Terry McAuliffe is one of those people who has such resources. His children attended a private, expensive schoolYet, he supported making them available for people with limited means even though it was contrary to his beliefs. From 2014 to 2018, he was Governor (Virginia prohibits consecutive terms). vetoed legislationThat would have allowed for the easier creation of charter schools. It would also have enabled families to access education savings accounts that could be used to pay for services they select.
Growth in the economy is clear evidence that education options are needed. homeschoolingAnd private schooling even as public–school enrollment declines. It’s remarkable considering Virginia families who have left the government must continue to pay for its services.
Virginia has many families that don’t want it all. Because of the risk of infection from COVID-19, some opt to homeschool. Oppose in-person instructionOther families favor them. There have been some ugly battles about curriculum between the two families. Parent on the other sideThis is the ideology divide. For government schools, it is difficult, or even impossible to accommodate both families who are ready to go back to their normal lives and those who wish to maintain the pandemic-inspired social divisiveness. Making lessons for parents who want to maintain racial neutrality in school is difficult. This makes it even harder to appeal to people who support an anti-racist agenda. Youngkin and McAuliffe have two options. They can choose sides in the battles, and hope to win. Or they can provide a solution by offering a path out of culture war and letting students go. Battleground
Schools can choose to be independent from parent conflicts and school board fights. Funding will follow the students’ education. How can neighbors with differing preferences choose from the same options? There is no need to disagree. People are becoming more aware that fighting for government monopolies will not work and choosing peace is the best way forward.
Tommy Schultz (CEO of American Federation for Children) stated that “public support for school choice has reached an all-time high.” CommentIt was June. His organization polled 74% of the respondents to its survey. They supported the idea that parents could use tax dollars to pay for education so their child can attend the private or public school that suits them best.

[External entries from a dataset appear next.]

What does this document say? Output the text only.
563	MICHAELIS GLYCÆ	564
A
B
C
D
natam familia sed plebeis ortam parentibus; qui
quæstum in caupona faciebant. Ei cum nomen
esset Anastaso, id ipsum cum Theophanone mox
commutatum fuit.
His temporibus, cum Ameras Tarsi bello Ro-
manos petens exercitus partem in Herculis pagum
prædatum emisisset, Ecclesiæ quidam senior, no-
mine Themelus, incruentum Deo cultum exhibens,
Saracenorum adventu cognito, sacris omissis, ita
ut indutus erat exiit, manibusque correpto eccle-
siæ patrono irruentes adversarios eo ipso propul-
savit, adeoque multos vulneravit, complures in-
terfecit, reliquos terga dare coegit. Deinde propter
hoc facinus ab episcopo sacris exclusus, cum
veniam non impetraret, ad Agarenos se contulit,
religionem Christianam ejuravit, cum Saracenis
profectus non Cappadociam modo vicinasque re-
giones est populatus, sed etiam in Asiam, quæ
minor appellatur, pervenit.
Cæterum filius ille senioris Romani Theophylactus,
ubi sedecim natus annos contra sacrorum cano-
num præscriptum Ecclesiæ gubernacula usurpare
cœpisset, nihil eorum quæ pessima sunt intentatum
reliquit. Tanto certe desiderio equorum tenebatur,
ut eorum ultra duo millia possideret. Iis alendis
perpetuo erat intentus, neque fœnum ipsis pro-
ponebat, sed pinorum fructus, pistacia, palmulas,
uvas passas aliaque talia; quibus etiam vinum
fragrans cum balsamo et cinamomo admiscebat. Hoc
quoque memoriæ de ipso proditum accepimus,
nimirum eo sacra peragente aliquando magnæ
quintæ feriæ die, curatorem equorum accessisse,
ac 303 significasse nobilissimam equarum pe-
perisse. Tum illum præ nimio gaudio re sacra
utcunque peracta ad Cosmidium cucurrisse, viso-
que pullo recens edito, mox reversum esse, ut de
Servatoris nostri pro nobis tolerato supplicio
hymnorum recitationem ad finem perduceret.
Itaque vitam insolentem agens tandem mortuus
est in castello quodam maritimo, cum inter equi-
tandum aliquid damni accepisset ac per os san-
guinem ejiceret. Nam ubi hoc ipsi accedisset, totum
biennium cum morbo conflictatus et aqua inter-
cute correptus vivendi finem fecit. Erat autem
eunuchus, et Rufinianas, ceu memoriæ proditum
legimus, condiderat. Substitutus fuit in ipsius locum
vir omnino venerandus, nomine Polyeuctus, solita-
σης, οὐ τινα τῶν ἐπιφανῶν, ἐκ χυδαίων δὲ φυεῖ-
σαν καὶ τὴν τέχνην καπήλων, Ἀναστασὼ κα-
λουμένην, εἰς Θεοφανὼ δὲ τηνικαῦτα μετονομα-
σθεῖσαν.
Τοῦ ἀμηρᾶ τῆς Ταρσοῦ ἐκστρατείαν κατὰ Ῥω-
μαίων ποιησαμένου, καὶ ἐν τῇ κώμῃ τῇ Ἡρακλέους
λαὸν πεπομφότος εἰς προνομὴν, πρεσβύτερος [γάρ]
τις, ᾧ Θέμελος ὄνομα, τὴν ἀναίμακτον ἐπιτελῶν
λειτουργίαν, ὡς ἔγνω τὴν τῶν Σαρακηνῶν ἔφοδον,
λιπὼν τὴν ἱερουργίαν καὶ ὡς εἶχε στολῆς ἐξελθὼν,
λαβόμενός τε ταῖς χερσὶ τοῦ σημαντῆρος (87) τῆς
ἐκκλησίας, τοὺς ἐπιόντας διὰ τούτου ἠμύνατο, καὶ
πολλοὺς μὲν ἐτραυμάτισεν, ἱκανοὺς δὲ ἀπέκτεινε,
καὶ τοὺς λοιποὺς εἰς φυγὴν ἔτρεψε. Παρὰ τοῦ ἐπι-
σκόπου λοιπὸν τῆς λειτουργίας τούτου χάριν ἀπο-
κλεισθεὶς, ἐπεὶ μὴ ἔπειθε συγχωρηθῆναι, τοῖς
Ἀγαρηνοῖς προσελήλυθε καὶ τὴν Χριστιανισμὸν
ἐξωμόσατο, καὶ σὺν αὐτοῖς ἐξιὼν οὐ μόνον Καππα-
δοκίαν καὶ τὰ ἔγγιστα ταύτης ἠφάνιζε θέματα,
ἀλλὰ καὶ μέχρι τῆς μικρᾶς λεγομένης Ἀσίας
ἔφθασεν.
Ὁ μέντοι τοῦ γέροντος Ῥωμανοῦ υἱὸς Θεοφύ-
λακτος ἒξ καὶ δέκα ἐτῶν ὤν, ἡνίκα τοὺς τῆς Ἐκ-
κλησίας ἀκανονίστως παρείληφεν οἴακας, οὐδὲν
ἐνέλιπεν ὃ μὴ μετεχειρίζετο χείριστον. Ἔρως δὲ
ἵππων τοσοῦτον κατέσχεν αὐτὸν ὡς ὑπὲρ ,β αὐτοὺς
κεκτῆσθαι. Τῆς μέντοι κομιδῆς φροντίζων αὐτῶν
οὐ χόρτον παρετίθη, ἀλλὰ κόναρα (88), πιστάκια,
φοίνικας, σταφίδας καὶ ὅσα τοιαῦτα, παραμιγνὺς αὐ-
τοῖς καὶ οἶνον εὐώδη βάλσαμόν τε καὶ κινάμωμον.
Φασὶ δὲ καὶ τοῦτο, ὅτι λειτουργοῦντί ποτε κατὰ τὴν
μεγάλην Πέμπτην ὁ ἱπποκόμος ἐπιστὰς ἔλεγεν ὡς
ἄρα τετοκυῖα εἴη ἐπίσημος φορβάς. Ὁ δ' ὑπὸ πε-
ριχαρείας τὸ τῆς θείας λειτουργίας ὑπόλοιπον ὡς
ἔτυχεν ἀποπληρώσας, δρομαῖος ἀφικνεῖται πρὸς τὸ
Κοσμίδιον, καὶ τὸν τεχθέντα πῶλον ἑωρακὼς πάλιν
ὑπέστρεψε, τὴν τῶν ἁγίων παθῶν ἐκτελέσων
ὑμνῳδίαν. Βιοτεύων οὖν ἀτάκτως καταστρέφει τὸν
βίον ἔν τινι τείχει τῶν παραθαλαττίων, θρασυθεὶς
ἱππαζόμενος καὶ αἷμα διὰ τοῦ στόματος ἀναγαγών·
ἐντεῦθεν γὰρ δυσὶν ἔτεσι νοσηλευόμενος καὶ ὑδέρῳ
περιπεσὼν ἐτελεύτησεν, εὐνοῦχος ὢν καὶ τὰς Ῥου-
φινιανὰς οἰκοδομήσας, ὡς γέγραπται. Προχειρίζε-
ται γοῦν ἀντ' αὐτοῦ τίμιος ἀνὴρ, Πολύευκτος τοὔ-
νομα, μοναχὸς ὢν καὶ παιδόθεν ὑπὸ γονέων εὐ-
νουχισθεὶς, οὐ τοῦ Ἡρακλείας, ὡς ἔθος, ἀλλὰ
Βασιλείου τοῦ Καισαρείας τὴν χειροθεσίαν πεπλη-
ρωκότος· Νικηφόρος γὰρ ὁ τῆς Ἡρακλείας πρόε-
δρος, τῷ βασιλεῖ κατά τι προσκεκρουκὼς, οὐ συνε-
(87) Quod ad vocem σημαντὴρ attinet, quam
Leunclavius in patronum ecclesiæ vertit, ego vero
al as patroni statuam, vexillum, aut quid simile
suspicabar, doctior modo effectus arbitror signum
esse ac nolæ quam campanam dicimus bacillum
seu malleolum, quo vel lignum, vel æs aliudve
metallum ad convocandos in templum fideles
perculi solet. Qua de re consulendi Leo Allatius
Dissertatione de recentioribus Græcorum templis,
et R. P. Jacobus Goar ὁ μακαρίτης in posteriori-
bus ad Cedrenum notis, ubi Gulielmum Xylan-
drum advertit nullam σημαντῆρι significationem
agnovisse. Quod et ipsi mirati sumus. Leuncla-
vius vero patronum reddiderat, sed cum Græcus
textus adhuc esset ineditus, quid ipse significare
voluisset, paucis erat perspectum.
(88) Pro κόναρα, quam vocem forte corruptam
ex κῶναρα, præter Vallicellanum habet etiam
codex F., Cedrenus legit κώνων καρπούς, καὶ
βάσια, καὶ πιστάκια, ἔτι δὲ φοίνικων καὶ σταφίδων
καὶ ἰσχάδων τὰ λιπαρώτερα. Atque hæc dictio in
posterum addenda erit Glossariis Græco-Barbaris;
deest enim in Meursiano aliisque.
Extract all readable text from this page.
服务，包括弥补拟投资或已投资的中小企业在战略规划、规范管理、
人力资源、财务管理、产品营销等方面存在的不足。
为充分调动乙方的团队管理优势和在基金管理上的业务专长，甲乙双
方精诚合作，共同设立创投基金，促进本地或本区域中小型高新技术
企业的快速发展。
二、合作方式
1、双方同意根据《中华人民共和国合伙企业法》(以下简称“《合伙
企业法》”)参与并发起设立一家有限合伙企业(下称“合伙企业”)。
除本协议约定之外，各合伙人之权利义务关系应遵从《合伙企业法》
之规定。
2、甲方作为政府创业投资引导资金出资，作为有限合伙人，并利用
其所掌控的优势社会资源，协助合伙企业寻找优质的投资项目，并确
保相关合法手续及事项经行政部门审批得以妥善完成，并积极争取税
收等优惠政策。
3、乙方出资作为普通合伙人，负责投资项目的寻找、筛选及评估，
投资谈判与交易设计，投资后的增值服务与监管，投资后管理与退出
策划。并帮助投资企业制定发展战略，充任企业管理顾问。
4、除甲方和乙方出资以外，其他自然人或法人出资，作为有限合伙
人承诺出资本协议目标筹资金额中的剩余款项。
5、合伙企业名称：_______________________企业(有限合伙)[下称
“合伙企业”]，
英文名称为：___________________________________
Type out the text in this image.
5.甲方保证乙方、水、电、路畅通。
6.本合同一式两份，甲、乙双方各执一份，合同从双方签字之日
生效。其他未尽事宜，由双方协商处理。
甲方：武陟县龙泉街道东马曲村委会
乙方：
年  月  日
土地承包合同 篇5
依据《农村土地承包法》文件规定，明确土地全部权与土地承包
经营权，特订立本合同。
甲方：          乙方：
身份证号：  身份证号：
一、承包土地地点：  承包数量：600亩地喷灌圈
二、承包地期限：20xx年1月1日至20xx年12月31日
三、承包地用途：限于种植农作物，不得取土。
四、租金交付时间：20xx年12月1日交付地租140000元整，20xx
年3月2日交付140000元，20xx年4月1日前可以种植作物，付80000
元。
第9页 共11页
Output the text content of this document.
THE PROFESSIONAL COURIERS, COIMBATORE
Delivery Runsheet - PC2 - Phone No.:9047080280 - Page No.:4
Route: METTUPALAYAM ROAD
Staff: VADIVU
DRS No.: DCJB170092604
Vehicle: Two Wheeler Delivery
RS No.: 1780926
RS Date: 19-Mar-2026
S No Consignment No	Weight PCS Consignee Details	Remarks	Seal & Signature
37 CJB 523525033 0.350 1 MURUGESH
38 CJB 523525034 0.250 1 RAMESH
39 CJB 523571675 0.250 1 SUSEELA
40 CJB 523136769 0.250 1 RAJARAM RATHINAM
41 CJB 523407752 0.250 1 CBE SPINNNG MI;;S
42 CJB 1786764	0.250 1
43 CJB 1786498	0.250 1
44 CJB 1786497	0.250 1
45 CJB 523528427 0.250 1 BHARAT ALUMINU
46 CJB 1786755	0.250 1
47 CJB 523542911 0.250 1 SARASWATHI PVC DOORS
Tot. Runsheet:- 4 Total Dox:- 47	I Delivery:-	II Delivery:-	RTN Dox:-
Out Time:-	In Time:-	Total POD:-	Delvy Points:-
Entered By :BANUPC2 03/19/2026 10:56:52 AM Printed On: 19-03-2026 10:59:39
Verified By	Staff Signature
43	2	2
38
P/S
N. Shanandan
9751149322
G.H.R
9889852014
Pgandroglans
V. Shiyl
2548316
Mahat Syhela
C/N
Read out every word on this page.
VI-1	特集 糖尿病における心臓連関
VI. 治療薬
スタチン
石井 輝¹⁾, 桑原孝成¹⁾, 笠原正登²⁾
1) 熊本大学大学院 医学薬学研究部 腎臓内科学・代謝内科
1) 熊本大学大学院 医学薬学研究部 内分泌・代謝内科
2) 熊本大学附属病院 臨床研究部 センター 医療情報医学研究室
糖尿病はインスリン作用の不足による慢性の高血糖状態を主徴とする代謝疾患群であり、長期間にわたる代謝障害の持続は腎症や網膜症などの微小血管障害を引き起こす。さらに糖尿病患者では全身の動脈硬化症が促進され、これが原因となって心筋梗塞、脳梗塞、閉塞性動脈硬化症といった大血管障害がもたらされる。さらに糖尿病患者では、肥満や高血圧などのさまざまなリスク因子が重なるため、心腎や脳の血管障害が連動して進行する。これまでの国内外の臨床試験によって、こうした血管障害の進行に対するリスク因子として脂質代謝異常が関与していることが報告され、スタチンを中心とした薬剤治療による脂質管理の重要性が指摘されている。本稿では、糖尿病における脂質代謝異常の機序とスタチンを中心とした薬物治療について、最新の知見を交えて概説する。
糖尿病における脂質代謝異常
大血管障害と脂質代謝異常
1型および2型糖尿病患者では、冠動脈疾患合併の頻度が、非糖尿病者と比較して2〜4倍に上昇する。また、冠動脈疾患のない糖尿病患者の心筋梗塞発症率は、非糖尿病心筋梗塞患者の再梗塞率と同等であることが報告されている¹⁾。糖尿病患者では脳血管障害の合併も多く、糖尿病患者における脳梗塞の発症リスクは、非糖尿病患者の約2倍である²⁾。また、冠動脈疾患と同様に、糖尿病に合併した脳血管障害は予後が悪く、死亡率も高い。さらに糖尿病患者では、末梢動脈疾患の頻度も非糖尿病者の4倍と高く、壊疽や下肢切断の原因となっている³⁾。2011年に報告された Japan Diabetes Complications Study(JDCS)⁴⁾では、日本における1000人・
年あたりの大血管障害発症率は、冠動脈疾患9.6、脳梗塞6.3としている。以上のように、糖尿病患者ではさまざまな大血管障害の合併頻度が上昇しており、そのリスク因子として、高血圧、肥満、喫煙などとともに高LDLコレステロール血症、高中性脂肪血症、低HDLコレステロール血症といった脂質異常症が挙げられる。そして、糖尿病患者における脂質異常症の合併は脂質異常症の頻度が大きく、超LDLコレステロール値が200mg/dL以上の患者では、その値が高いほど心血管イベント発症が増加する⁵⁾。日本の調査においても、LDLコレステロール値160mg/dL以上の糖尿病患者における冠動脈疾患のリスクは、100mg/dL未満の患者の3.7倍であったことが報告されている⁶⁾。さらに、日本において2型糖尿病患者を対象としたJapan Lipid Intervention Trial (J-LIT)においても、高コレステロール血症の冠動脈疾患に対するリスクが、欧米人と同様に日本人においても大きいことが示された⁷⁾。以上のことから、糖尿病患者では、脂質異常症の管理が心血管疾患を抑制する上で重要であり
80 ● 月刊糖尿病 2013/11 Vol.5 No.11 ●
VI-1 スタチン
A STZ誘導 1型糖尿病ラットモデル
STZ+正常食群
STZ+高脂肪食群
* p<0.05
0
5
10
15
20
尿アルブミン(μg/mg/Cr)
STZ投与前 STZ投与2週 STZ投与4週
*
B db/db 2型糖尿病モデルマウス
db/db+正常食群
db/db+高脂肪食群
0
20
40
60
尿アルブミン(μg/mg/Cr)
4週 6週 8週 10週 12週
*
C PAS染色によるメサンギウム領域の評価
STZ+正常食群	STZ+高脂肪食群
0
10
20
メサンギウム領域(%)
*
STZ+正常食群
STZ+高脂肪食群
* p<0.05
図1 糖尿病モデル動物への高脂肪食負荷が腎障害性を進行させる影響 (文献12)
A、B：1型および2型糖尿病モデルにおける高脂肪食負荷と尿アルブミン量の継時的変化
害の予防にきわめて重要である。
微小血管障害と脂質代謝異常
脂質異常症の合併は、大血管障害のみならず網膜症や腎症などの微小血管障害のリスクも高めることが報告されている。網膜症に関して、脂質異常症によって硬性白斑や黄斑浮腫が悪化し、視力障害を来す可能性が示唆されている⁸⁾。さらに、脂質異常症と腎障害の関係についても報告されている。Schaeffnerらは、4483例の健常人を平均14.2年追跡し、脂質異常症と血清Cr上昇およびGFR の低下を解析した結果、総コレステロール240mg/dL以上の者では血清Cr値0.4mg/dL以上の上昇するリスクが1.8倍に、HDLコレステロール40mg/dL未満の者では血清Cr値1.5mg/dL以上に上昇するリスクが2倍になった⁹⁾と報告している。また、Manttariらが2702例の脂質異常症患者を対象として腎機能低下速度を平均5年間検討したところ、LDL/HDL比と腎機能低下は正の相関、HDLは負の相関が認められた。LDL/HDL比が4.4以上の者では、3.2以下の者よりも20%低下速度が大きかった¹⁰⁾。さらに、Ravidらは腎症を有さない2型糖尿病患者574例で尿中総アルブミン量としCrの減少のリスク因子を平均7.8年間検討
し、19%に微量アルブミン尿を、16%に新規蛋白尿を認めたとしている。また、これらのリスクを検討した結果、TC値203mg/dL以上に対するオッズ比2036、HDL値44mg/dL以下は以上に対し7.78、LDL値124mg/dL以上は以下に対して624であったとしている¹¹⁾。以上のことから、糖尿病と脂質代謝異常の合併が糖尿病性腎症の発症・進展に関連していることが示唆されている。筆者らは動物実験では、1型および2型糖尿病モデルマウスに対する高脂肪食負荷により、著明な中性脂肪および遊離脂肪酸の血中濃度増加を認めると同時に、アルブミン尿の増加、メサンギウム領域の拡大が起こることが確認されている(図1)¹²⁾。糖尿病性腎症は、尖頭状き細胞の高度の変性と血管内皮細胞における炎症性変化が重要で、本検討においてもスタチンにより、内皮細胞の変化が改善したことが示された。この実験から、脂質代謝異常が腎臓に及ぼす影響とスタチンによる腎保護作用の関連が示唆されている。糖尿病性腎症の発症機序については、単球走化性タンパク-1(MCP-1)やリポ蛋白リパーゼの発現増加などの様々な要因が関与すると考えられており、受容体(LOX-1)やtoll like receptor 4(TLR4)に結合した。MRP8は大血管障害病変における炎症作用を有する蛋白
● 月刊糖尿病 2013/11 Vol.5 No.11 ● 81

September saw 74% of parents attending school. EdChoice polledSupported education savings accounts were 70 percent, while school vouchers were supported by 70%. The same percentage supported charter schools. The choice is somewhat limited MorePopular among VirginiansWho votes this week?
Glenn Youngkin and Terry McAuliffe are running for the governorship. This race shows parents that they will not be ignored when it comes down to education. This will invariably fuel a national focus on education as an issue for political candidates across the country. The battle for Virginia will not result in a winner-takes-all win, but rather in positive outcomes for everyone.